Muito ainda poderia ser dito e exemplificado sobre o texto de Morus. Com o já
exposto, porém, acredito ter sido possível observar a importância que alguns traços da
Utopia têm quando abordados a partir da obra como um todo – ou, como podemos dizer
com Meschonnic, a partir do discurso e de seu ritmo. Não há tradução definitiva de um
texto, nem mesmo uma que seja correta de todo, ou completamente incorreta. O que há
são projetos diferentes, que tanto pretendem objetivos diversos como se constroem a
partir de fundamentações nem sempre concordantes.

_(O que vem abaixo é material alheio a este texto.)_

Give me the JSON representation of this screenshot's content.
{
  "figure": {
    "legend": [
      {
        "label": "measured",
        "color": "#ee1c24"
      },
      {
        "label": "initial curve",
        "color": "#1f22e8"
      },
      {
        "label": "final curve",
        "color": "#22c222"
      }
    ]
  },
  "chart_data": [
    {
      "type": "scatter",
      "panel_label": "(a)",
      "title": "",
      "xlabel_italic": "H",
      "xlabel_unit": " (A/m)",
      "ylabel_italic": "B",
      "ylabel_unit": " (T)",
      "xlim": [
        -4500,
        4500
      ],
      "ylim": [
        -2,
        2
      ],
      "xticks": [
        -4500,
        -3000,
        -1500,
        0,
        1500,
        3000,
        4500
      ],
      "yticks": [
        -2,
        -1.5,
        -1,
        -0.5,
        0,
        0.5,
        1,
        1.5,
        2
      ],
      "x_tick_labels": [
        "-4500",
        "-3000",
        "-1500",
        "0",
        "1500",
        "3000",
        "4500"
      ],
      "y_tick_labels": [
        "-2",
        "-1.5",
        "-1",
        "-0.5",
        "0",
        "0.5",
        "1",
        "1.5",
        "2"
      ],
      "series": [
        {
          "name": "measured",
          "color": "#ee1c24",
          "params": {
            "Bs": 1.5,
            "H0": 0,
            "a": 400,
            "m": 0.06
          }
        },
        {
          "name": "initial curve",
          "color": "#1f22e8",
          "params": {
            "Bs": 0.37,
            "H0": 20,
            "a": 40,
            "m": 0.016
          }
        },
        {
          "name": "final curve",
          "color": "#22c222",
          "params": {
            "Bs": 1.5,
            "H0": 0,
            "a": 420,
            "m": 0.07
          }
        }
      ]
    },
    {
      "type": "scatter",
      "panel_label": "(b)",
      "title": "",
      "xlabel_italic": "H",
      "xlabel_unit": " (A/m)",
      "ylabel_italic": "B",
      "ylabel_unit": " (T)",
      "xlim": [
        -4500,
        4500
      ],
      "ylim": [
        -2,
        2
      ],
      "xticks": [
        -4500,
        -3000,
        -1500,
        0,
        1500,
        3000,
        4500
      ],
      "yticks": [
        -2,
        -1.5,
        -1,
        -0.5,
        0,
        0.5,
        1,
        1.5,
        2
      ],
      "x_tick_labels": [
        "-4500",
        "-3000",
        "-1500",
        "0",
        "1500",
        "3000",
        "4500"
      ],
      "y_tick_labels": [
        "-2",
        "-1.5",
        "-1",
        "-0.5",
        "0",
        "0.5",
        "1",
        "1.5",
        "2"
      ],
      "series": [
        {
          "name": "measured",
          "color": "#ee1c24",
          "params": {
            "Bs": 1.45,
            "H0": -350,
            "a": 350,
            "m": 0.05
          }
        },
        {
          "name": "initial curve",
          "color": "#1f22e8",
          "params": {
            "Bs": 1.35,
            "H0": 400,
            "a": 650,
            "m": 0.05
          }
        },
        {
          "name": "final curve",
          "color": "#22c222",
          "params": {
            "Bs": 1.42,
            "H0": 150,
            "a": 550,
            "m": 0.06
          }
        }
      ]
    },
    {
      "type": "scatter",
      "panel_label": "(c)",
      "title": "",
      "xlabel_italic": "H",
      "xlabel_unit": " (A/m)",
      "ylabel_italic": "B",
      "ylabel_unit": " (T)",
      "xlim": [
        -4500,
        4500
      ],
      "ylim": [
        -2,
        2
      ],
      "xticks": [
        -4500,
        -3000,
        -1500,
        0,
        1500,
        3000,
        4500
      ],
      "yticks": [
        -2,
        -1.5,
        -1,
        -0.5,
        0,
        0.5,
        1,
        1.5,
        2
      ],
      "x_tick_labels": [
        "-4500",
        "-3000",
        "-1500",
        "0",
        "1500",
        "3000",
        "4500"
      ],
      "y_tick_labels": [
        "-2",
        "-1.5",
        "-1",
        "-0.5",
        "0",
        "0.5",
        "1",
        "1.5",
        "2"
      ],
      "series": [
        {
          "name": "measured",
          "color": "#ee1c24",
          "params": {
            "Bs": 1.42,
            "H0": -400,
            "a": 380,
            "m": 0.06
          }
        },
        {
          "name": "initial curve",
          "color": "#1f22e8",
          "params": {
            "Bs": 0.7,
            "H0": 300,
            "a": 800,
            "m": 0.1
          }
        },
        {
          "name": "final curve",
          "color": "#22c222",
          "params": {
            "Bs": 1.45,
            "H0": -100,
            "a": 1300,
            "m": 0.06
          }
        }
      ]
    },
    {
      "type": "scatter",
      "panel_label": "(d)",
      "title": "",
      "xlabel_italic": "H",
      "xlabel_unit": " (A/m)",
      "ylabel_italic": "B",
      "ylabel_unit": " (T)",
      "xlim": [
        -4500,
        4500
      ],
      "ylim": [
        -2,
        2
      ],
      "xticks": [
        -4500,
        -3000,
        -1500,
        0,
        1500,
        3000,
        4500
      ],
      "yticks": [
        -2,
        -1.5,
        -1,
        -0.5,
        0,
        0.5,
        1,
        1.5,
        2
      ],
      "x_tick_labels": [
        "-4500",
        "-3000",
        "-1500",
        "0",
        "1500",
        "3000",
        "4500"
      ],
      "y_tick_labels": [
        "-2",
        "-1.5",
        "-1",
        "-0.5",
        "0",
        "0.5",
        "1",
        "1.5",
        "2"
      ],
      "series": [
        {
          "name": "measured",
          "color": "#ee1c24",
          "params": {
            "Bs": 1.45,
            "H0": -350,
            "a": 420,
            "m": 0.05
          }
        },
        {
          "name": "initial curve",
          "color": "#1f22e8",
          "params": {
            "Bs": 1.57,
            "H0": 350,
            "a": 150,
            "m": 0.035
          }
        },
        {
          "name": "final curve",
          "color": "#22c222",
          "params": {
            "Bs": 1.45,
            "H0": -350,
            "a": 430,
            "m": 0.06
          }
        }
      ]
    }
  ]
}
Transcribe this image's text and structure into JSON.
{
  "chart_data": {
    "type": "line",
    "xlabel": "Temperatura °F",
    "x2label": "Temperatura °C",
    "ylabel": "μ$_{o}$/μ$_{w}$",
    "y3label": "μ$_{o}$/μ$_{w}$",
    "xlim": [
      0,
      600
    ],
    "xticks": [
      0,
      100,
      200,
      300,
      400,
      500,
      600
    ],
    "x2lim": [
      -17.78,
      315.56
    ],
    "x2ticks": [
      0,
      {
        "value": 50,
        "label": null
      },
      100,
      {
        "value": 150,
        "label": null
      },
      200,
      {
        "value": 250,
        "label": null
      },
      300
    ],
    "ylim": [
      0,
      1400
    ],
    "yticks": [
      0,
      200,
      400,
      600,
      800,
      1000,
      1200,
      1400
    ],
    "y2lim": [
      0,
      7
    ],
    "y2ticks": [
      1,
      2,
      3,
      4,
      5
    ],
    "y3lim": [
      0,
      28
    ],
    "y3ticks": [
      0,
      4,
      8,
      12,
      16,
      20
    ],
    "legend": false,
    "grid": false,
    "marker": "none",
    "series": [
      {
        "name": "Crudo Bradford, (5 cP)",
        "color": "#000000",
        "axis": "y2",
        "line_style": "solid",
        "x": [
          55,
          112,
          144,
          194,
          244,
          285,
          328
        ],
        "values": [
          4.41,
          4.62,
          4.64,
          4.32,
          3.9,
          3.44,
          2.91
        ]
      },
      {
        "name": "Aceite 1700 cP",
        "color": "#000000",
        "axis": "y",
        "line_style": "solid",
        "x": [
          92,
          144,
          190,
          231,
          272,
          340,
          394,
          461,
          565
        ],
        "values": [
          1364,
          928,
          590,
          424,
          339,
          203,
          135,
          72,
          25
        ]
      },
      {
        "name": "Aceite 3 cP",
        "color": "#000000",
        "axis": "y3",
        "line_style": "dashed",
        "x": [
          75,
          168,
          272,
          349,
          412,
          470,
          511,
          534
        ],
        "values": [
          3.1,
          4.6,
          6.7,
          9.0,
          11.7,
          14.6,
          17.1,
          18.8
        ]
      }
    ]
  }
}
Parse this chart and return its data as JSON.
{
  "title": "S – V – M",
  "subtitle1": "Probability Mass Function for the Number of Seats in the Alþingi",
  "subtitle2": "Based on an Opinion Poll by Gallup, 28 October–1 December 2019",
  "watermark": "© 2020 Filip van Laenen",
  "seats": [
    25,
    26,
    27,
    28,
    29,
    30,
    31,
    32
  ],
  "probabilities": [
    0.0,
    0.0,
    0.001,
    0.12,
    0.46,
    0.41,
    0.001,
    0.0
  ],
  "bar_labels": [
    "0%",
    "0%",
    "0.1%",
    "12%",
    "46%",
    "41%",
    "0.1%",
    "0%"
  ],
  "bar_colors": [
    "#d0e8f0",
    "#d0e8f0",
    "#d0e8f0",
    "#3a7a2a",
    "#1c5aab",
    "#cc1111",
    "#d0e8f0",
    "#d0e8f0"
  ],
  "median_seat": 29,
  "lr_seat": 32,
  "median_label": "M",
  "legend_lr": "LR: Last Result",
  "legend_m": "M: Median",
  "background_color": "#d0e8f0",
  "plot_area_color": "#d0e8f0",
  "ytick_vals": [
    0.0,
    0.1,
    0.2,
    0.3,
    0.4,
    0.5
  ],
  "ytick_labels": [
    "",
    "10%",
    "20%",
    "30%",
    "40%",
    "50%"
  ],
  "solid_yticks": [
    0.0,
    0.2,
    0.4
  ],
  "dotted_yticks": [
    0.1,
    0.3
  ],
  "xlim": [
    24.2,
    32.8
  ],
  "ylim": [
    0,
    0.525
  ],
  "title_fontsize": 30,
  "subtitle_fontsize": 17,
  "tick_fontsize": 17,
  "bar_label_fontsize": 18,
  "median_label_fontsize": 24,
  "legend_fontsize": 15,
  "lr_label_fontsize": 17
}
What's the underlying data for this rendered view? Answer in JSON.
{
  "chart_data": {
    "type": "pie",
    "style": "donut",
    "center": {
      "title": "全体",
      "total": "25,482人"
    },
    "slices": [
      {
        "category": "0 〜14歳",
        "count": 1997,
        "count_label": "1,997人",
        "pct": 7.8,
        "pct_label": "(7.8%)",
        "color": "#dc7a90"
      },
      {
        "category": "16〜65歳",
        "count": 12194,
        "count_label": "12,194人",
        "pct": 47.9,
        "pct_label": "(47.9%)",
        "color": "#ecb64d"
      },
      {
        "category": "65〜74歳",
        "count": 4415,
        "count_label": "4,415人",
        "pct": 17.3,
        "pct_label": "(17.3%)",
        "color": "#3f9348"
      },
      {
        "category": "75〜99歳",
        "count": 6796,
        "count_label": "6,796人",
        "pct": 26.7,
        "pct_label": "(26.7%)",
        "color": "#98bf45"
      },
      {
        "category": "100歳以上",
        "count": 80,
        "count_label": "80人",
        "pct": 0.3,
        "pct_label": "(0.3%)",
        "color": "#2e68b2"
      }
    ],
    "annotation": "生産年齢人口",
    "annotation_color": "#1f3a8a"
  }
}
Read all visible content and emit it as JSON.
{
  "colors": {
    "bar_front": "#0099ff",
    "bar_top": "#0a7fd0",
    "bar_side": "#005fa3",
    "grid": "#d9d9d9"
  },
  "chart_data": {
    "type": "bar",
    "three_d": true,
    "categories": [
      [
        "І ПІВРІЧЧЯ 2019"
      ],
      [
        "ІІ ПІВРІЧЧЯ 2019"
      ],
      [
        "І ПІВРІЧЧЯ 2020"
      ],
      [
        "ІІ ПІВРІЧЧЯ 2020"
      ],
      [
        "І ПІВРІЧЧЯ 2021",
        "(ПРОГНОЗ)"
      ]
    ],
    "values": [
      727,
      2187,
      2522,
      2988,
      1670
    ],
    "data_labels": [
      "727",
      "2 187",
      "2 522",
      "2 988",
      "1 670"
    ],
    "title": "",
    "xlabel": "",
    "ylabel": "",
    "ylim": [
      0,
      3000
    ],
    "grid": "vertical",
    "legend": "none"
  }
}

O que aqui expus deu conta de
alguns dos traços levados em consideração durante a tradução da opus magnum de
Thomas Morus, um texto fundamental na história ocidental. Muito embora longe de crer
na perfeição do resultado final, penso que o projeto proposto pela Editora Vozes e os
aspectos do texto que busquei recriar em meu exercício são importantes para a primeira
tradução direta da Utopia publicada no Brasil exatos 500 anos após a sua primeira
edição. Como alega André Lefevere em seu Tradução, reescrita e manipulação da fama
literária (2007[1992], p. 24), os processos de reescritura de textos, como a tradução,
manipulam e são eficientes; da manipulação do texto de Morus, fica aqui o breve
esboço de seus principais pontos; da sua eficiência, cabe aos leitores o veredito.